Apache Flume is a distributed system designed to efficiently collect, aggregate, and move large volumes of streaming data from multiple sources to centralized data stores. It operates using a flexible architecture based on agents, which are independent Java processes that handle data transfer through three core components: sources (data ingestion), channels (intermediate storage), and sinks (data delivery). This structure allows Flume to decouple data producers from consumers, providing fault tolerance and scalability.
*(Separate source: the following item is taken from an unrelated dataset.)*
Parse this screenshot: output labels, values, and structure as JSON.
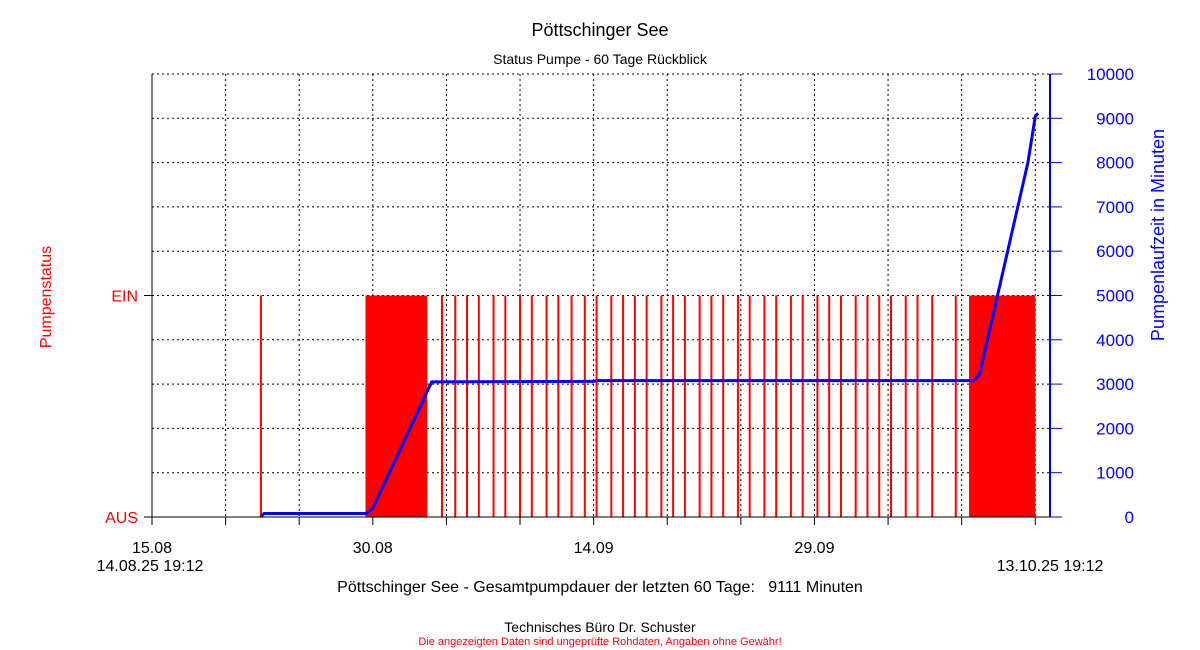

A Flume agent is configured using a properties file that defines sources, channels, and sinks, along with their relationships. For example, a source could read log files from a web server (using exec source to tail files) or receive HTTP events (via HTTP source). Data ingested by the source is placed into a channel, which acts as a buffer. Channels can be memory-based (fast but volatile) or file-based (slower but durable). A sink then reads from the channel and forwards data to destinations like HDFS, HBase, Kafka, or another Flume agent. To ensure reliability, Flume uses transactional semantics: a source writes an event to the channel only after a successful transaction, and a sink removes it only after confirming delivery. This prevents data loss during failures. For instance, if a sink fails to write to HDFS, the event remains in the channel for retry.
Developers can extend Flume with custom sources, sinks, or interceptors (for data transformation). A common use case involves tiered agents: edge agents collect logs from servers and forward them to aggregation agents, which consolidate data before writing to HDFS. Flume also supports multiplexing data to multiple sinks using channel selectors and routing events based on headers. For scalability, multiple agents can be deployed across servers, and channel capacity can be tuned to handle throughput requirements. While Flume is often used with Hadoop ecosystems, it integrates with modern tools like Kafka for stream processing pipelines. Monitoring is achievable through JMX or REST APIs, providing visibility into metrics like channel occupancy or sink success rates.